Congress established the 1998 Digital Millennium Copyright Act (DMCA) in order to help regulate the usage of copyrighted material on the internet. It was meant to increase protection for both copyright holders and create a safe harbor for internet service providers — who would be frozen with lawsuits if held responsible each time a user posted infringing content without the website’s knowledge.
Today, we are facing a different problem stemming from misuse of the DMCA. Organizations have been employing the DMCA to create operative censorship online.
How Does the DMCA Work?
The DMCA was designed to incentivize businesses to both honor copyright licensing and stymie copyright infringement on the web. The process generally goes as follows:
- A copyright owner notices that their intellectual property is being used on a website without their permission, i.e. a song, photograph, piece of writing…
- The copyright holder sends a DMCA takedown notice to the service (usually the owner of the website, like YouTube), asking them to remove the material that infringes on the copyright.
- On a website with users — for example, YouTube, Instagram, Twitch — the service then informs the infringing user of this infringement claim.
At this point, the user has a few choices:
- They can remove the infringing content, i.e. deleting or muting a video with copyrighted music.
- They can file a counterclaim and explain why their usage is actually not infringement, i.e. arguing fair use.
- They can do nothing, leaving the material intact online.
In the last case, the user is often inviting more severe legal action from the copyright owner, unless the owner was not serious in their pursuit.
How is the DMCA Being Used for Censorship Now?

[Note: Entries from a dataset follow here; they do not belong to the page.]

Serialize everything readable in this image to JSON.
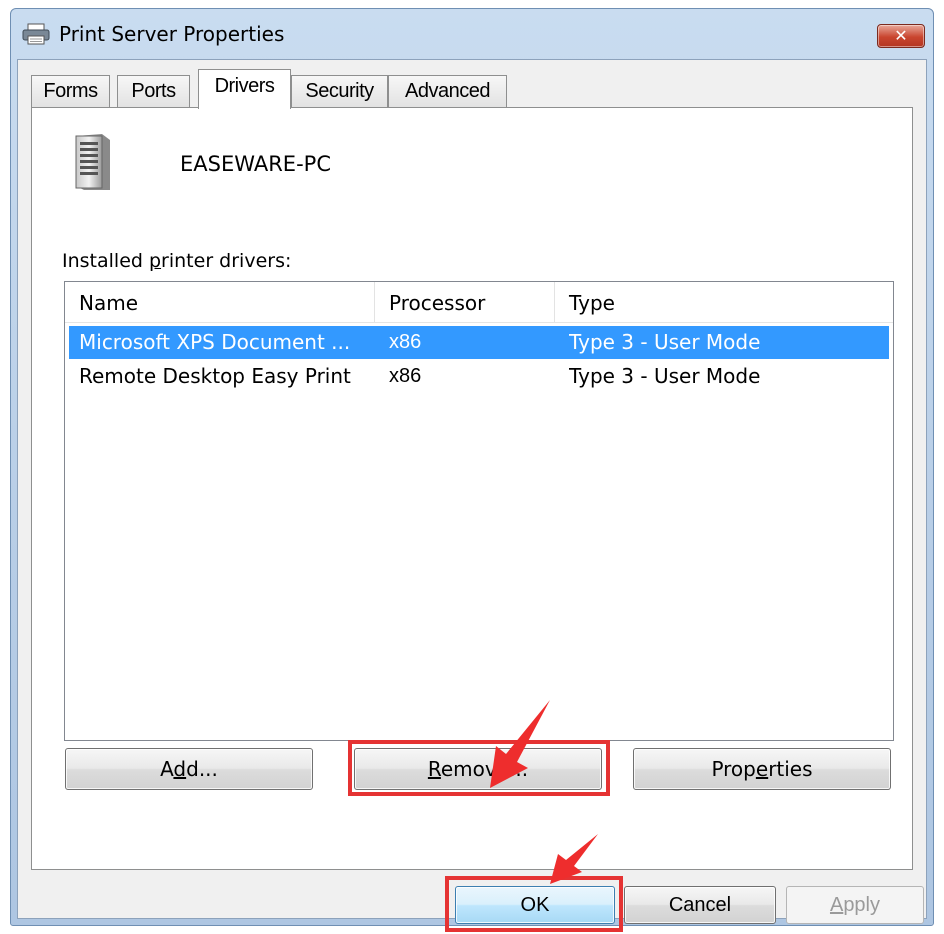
{
  "window": {
    "title": "Print Server Properties",
    "close_label": "✕"
  },
  "tabs": [
    {
      "label": "Forms",
      "active": false
    },
    {
      "label": "Ports",
      "active": false
    },
    {
      "label": "Drivers",
      "active": true
    },
    {
      "label": "Security",
      "active": false
    },
    {
      "label": "Advanced",
      "active": false
    }
  ],
  "server": {
    "name": "EASEWARE-PC",
    "icon": "server-tower-icon"
  },
  "drivers": {
    "label_pre": "Installed ",
    "label_underline": "p",
    "label_post": "rinter drivers:",
    "columns": [
      "Name",
      "Processor",
      "Type"
    ],
    "rows": [
      {
        "name": "Microsoft XPS Document ...",
        "processor": "x86",
        "type": "Type 3 - User Mode",
        "selected": true
      },
      {
        "name": "Remote Desktop Easy Print",
        "processor": "x86",
        "type": "Type 3 - User Mode",
        "selected": false
      }
    ]
  },
  "buttons": {
    "add": {
      "pre": "A",
      "u": "d",
      "post": "d..."
    },
    "remove": {
      "pre": "",
      "u": "R",
      "post": "emove..."
    },
    "properties": {
      "pre": "Prop",
      "u": "e",
      "post": "rties"
    },
    "ok": "OK",
    "cancel": "Cancel",
    "apply": {
      "pre": "",
      "u": "A",
      "post": "pply"
    }
  },
  "colors": {
    "selection": "#3399ff",
    "highlight_box": "#e53333",
    "titlebar": "#c9dcf0",
    "close_button": "#c9452f"
  }
}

Getting a DMCA takedown notice can be a scary experience. Especially for an individual who is not well-equipped with a legal team, you may just opt to remove controversial content rather than figure out whether or not you have infringed.
Some groups take advantage of this “easy way out” tendency of defendants. They may file takedown notices claiming that articles or reports are copyright infringement — when, in fact, these are real news pieces that reflect poorly on their organization.

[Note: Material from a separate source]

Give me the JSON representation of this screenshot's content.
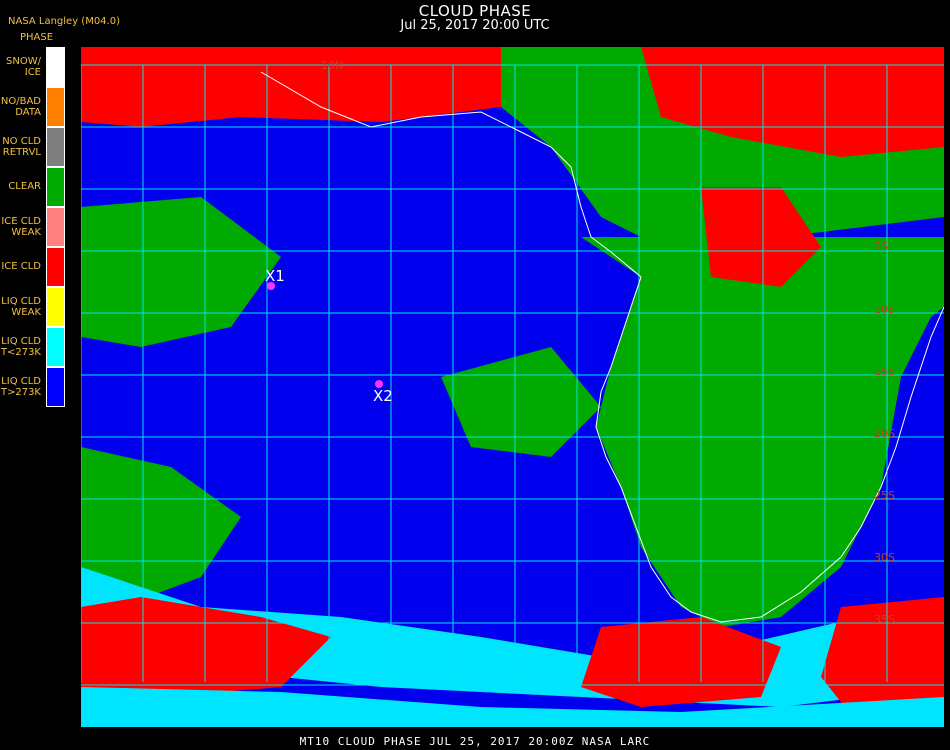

The groups are hoping that creators and website services hosting these pieces will take them down rather than fight back. This can, in practice, eliminate much bad online press — without arousing free press suspicions.
Notable Examples
Look out for this especially tricky trend: Fake claims of plagiarism through backdated articles. Some organizations create an article, make it seem as if were posted earlier than a real piece, send a DMCA notice to the person who posted the legitimate piece and wait for them to take down their legitimate work, then delete the fraudulent article from existence once its purpose is served.
If you know for sure that you wrote something, and you receive a takedown notice showing a very similar or identical piece with an earlier date — it may be worth enlisting the help of an IP lawyer to investigate.

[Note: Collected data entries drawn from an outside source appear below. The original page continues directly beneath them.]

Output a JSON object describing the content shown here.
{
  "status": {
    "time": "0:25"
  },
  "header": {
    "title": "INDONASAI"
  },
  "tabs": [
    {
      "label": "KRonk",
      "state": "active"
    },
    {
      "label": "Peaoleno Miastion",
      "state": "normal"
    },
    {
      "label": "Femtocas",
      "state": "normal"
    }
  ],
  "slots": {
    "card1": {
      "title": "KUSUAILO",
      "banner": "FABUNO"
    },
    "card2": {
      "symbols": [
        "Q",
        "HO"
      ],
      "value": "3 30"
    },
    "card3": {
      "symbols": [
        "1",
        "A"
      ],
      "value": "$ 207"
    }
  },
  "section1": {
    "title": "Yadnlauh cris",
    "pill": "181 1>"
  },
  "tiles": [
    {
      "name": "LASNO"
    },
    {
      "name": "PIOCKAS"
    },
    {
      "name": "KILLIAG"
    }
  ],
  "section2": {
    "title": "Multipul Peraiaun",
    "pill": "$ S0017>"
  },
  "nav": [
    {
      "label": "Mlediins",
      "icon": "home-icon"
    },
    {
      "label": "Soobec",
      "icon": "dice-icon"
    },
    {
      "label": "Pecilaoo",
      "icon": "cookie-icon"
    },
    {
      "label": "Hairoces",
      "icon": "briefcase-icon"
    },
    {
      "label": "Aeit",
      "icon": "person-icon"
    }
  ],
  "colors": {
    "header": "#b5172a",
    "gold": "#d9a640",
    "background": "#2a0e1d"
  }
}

The Watch Tower Bible and Tract Society, of the Jehovah’s Witnesses religion, has also employed the DMCA for means outside IP protection. They were threatening DMCA-based lawsuits in order to issue subpoenas. Their underlying goal: To obtain the identities of reporters exposing unflattering stories about the group. This became evident as Watch Tower did not actually file lawsuits after procuring this initial information.
These are just two examples of DMCA abuse. So be vigilant and weigh your options if you receive a DMCA takedown notice. It takes shrewdness on the part of online journalists, IP legal experts, and judges to catch abusers in their tracks.